Soil CA activity is commonly quantified using such gas exchange systems that allow the retrieval of macroscopic rates of COS hydrolysis (k_h) and ¹⁸O exchange between CO₂ and soil water (k_iso). These macroscopic rates can be related to soil properties such as soil moisture and temperature, as well as average enzyme kinetic parameters at the soil microbial community level. These ‘community-level’ enzymatic parameters (k_max/K_m) are expected to vary across contrasted ecosystems and soil microbial communities. However, microbial communities could also vary at a finer scale, between tree species, and particularly between different types of mycorrhizal symbioses, which reflect contrasting nutrient acquisition strategies and metabolic pathways.

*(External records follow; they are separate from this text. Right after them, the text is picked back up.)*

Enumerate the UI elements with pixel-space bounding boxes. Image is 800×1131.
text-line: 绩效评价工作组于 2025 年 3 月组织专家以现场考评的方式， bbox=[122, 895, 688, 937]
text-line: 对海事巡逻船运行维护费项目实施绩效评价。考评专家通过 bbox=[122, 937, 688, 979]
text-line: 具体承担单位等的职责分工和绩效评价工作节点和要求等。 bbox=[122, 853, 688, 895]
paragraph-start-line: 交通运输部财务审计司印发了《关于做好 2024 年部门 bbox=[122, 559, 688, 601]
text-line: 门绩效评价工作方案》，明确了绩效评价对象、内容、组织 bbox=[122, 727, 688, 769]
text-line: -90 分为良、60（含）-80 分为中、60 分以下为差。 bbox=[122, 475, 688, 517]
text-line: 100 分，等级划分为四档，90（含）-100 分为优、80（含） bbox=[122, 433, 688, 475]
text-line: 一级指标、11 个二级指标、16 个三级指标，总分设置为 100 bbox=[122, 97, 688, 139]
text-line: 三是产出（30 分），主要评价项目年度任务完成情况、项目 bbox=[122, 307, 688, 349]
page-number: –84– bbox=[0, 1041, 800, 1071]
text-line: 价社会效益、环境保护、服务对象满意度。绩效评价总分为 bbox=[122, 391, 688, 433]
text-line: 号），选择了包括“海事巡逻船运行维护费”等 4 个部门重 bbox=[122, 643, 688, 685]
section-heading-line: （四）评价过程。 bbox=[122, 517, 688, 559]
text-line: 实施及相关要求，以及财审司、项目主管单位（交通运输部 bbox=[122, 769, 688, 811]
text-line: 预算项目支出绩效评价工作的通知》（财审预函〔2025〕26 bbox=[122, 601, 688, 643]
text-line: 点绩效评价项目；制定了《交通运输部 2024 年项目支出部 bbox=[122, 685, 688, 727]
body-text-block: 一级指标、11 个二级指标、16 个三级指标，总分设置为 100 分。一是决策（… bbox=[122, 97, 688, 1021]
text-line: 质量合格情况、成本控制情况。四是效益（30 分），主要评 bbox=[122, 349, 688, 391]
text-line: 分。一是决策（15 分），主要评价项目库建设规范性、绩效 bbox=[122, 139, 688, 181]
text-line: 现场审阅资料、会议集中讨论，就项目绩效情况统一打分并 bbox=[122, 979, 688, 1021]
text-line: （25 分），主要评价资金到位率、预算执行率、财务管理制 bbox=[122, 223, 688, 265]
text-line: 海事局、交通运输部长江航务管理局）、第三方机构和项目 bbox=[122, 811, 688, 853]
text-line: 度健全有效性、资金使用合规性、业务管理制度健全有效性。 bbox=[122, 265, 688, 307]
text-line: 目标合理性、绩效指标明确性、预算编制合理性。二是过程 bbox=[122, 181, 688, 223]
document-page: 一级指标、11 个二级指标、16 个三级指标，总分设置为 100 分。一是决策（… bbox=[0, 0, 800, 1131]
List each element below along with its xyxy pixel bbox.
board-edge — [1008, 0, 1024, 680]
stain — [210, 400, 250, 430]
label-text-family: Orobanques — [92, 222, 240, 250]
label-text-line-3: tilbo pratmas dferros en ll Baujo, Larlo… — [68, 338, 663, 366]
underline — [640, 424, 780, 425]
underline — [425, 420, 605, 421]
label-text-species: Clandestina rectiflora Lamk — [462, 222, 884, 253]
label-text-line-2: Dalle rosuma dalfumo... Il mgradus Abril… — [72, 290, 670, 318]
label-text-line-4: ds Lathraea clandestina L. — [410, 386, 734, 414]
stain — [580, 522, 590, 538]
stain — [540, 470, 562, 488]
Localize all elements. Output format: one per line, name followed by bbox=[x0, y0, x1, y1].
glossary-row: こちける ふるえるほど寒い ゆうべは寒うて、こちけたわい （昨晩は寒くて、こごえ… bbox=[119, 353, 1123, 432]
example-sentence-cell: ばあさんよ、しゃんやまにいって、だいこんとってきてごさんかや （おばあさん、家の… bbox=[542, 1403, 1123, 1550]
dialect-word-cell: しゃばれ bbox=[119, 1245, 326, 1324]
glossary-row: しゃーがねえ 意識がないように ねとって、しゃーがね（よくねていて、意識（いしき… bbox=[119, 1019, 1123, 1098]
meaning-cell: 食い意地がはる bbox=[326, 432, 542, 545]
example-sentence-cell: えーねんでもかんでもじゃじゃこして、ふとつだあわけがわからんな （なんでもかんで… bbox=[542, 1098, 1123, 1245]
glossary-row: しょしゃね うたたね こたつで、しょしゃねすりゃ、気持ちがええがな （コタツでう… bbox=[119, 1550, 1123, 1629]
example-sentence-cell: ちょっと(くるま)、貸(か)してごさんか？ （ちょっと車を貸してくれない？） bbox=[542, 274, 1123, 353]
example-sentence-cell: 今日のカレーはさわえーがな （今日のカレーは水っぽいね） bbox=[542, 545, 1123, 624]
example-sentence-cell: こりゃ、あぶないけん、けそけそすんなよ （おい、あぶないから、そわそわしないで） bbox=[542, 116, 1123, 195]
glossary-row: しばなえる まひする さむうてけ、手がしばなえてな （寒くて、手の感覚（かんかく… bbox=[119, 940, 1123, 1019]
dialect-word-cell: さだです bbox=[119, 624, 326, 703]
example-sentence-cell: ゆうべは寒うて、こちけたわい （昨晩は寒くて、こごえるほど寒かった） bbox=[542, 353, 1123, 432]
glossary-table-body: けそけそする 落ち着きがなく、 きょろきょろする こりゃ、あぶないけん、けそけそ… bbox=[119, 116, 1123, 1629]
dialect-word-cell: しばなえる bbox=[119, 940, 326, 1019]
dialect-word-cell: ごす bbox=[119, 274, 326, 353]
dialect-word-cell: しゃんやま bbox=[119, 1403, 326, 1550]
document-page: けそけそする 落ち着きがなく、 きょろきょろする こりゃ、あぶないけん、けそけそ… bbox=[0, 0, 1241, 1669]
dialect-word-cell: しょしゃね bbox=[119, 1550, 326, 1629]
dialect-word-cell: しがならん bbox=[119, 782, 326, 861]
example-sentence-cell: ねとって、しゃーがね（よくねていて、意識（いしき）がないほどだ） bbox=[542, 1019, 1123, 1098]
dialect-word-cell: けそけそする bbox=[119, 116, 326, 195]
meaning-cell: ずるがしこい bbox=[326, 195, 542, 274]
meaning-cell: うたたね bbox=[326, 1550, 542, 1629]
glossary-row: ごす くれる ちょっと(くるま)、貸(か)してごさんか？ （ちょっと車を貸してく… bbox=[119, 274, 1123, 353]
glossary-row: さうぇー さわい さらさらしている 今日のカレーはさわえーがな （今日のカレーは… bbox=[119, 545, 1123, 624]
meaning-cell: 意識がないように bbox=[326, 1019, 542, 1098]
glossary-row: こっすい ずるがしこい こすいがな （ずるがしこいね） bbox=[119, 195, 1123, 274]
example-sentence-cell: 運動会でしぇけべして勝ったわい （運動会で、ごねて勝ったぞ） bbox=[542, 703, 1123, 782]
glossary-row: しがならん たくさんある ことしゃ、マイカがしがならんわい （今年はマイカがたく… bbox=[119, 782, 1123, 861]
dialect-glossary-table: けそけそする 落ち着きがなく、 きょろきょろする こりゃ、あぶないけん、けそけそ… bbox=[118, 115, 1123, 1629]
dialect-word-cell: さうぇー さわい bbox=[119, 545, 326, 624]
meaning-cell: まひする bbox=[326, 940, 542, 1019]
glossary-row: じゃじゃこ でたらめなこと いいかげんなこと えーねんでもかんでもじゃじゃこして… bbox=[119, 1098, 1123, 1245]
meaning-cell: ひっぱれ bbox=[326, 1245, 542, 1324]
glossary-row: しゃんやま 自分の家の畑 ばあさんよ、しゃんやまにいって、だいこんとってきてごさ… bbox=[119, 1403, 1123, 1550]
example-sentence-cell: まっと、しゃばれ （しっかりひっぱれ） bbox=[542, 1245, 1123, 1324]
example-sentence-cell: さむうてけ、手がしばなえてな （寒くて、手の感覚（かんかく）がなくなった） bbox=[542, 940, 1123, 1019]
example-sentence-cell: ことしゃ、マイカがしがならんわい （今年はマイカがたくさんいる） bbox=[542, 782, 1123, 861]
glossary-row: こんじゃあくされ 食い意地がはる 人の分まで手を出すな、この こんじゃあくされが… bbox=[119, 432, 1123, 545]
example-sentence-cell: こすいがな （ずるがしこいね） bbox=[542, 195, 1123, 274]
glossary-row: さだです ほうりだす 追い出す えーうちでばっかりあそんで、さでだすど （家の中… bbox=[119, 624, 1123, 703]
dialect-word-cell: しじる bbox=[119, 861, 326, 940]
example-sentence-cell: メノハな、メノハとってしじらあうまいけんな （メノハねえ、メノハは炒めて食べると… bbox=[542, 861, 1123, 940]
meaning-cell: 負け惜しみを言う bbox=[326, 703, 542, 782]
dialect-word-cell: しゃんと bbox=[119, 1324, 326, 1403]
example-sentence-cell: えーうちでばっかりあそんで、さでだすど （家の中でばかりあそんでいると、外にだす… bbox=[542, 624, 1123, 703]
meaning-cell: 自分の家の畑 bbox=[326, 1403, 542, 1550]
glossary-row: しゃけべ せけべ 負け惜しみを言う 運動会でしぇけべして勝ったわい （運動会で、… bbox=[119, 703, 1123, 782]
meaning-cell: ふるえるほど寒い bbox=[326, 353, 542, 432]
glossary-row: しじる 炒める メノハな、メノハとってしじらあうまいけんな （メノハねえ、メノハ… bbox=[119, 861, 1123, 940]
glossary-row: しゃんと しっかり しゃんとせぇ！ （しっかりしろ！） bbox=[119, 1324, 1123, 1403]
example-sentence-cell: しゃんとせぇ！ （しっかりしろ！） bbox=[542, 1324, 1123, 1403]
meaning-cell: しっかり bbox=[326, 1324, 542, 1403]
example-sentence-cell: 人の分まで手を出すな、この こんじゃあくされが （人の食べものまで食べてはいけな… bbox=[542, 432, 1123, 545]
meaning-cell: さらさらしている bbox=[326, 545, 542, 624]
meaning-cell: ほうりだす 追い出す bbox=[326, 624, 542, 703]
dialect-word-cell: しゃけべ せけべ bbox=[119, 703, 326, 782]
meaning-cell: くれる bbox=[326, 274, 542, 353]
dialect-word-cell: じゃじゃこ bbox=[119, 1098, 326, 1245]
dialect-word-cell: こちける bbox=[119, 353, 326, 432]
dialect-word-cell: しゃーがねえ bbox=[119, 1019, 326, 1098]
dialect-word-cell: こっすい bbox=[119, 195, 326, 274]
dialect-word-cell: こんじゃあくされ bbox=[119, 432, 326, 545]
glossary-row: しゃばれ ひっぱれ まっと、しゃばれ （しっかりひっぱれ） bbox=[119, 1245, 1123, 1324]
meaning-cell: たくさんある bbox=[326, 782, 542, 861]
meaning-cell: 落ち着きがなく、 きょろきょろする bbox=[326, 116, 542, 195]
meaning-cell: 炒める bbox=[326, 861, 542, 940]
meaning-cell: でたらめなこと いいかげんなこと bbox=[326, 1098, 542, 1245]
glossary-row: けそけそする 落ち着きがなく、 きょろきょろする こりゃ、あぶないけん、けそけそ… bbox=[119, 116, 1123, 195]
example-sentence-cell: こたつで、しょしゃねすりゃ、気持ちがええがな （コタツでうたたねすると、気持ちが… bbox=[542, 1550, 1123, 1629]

In this study, we tested this hypothesis by measuring COS and CO¹⁸O fluxes in intact soil monoliths collected in a common garden under different tree species growing within the same climate and pedological context. This approach allowed us to characterize how soil CA activity (k_h and k_iso) vary between tree species and mycorrhizal types.

Contrary to our initial hypothesis, we found no difference between ‘community-level’ enzymatic parameters from different tree species or types of mycorrhizal associations. By measuring the monoliths at different soil temperature and soil moisture levels, we were also able to validate for the first time how the macroscopic rates kh and kiso can be related to these two abiotic factors, and estimate ‘community-level’ kmax/Km for this particular ecosystem.

This improved understanding of soil CA activity can help refine the representation of soil processes in large-scale models and better constrain the contribution of soils to the global CO₂ and COS mass balance.